The COVID-19 pandemic has battered the U.S. economy, but its impact has been uneven. Some companies have clearly benefited. Videoconferencing, collaboration software, home fitness, and telemedicine have all seen customer counts soar.
In addition to the well-known "stay at home" stocks, a few surprising companies could be among the biggest long-term beneficiaries of the crisis.
These three businesses have successfully built long-term revenue growth during 2020 and, as a result, could be huge winners in the post-pandemic world.
Tremendous brand power with a new and long-tailed revenue source
I've called Disney (DIS -0.32%) the ultimate combination of a "reopening" stock and "stay at home" stock. When the pandemic ends, demand for Disney's offerings will be as strong as ever. Consumers will still pack into its theme parks, fill theaters to see its billion-dollar blockbusters, and board its cruise ships.
Disney has also built a long-tailed recurring revenue stream in the form of its Disney+ streaming service. Launched in October 2019, Disney+ couldn't have had better timing. Stuck-at-home consumers flocked to the service's massive library of popular media assets such that the company met its five-year subscriber goals in its first year. Disney+ ended the third quarter with 74 million paid subscribers. This is a revenue stream that will continue long after the pandemic ends.

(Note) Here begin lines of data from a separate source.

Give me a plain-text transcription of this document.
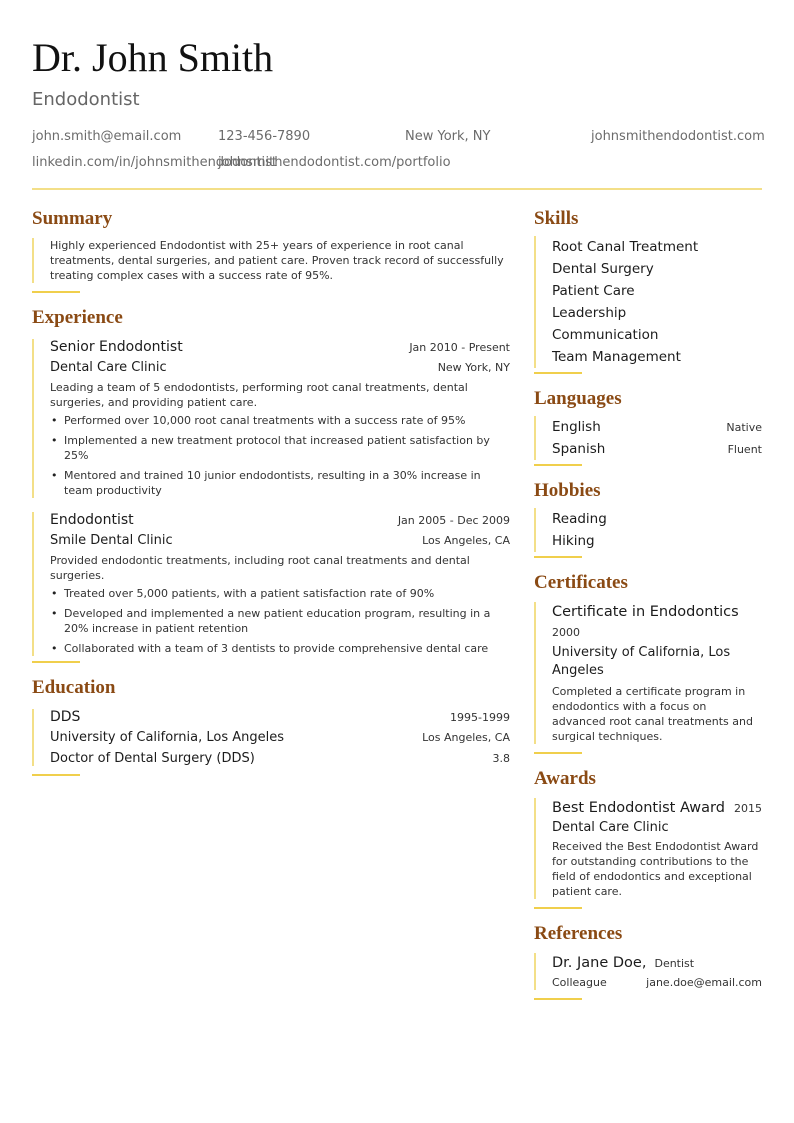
Dr. John Smith
Endodontist
john.smith@email.com	123-456-7890	New York, NY	johnsmithendodontist.com
linkedin.com/in/johnsmithendodontist
johnsmithendodontist.com/portfolio
Summary

Highly experienced Endodontist with 25+ years of experience in root canal treatments, dental surgeries, and patient care. Proven track record of successfully treating complex cases with a success rate of 95%.

Experience
Senior Endodontist	Jan 2010 - Present
Dental Care Clinic	New York, NY

Leading a team of 5 endodontists, performing root canal treatments, dental surgeries, and providing patient care.

• Performed over 10,000 root canal treatments with a success rate of 95%
• Implemented a new treatment protocol that increased patient satisfaction by 25%
• Mentored and trained 10 junior endodontists, resulting in a 30% increase in team productivity
Endodontist	Jan 2005 - Dec 2009
Smile Dental Clinic	Los Angeles, CA

Provided endodontic treatments, including root canal treatments and dental surgeries.

• Treated over 5,000 patients, with a patient satisfaction rate of 90%
• Developed and implemented a new patient education program, resulting in a 20% increase in patient retention
• Collaborated with a team of 3 dentists to provide comprehensive dental care
Education
DDS	1995-1999
University of California, Los Angeles	Los Angeles, CA
Doctor of Dental Surgery (DDS)	3.8
Skills
Root Canal Treatment
Dental Surgery
Patient Care
Leadership
Communication
Team Management
Languages
English	Native
Spanish	Fluent
Hobbies
Reading
Hiking
Certificates
Certificate in Endodontics
2000
University of California, Los Angeles

Completed a certificate program in endodontics with a focus on advanced root canal treatments and surgical techniques.

Awards
Best Endodontist Award 2015
Dental Care Clinic

Received the Best Endodontist Award for outstanding contributions to the field of endodontics and exceptional patient care.

References
Dr. Jane Doe, Dentist
Colleague	jane.doe@email.com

The pandemic could actually end up being a net positive for Disney's revenue. Its core businesses will eventually return to normal in terms of revenue generation. Disney+ will add billions of dollars in subscription revenue on top of it.
Massive e-commerce potential that's largely untapped
Unlike more mature social media platforms, Pinterest (PINS -1.13%) could still have tons of room to grow and monetize its user base. The pandemic has shown that Pinterest's business is resilient. It's also helped the company dramatically increase its user base, which could translate into big profits down the road.
As the coronavirus outbreak worsened and people no longer had the option to browse at stores, craft markets, and other in-person venues, millions of people gravitated toward Pinterest's platform. In fact, since mid-2019, Pinterest has added a total of 142 million new users, including 26 million during the third quarter alone. International growth was particularly impressive.
This gives Pinterest a monthly active user (MAU) base of about 442 million people. This may sound like a lot, and it is, but it's less than one-sixth of Facebook's MAUs. Pinterest is still in the early stages of monetization, especially with its international users (which generate just over 5% of what the average U.S. user does) and in terms of e-commerce potential. As a "visual discovery" tool, Pinterest is a natural fit for the massive world of e-commerce, which the company is just starting to explore.
The pandemic gave this fintech giant a massive user base
Fintech giant Square (SQ -1.18%) certainly saw a nice boost during the pandemic. Revenue jumped by 140% year over year to more than $3 billion for the quarter, and gross profit growth accelerated to its highest level ever. Still, there's plenty of room for more.
While Square's core payment processing business remains strong, the real story during the pandemic has been the Cash App ecosystem. The company recently said that Cash App users roughly doubled from the same time last year. While Square has done a great job of monetizing Cash App, it's still in the early stages.
Square has said that it wants the platform to be a one-stop personal finance shop. It recently rolled out the ability to buy and sell stocks. It's rumored to be in talks to acquire Credit Karma's tax-prep business. It could eventually offer products like high-yield savings accounts and personal lending. In short, Square has a ton of expansion potential within the Cash App and tens of millions of users to cross-sell new products and services to.
The post-pandemic tailwinds aren't just on the consumer side, however. Square has seen impressive growth in its Online Store and other omnichannel-focused offerings, and the company's merchants are seeing the value in e-commerce more than ever.
It will take years for these pandemic tailwinds to play out
One key takeaway is that unlike some of 2020's highest-flying stocks -- such as Zoom, Teladoc Health, and Peloton -- these three stocks aren't seeing their pandemic-era tailwinds reflected in their revenue and earnings figures right away.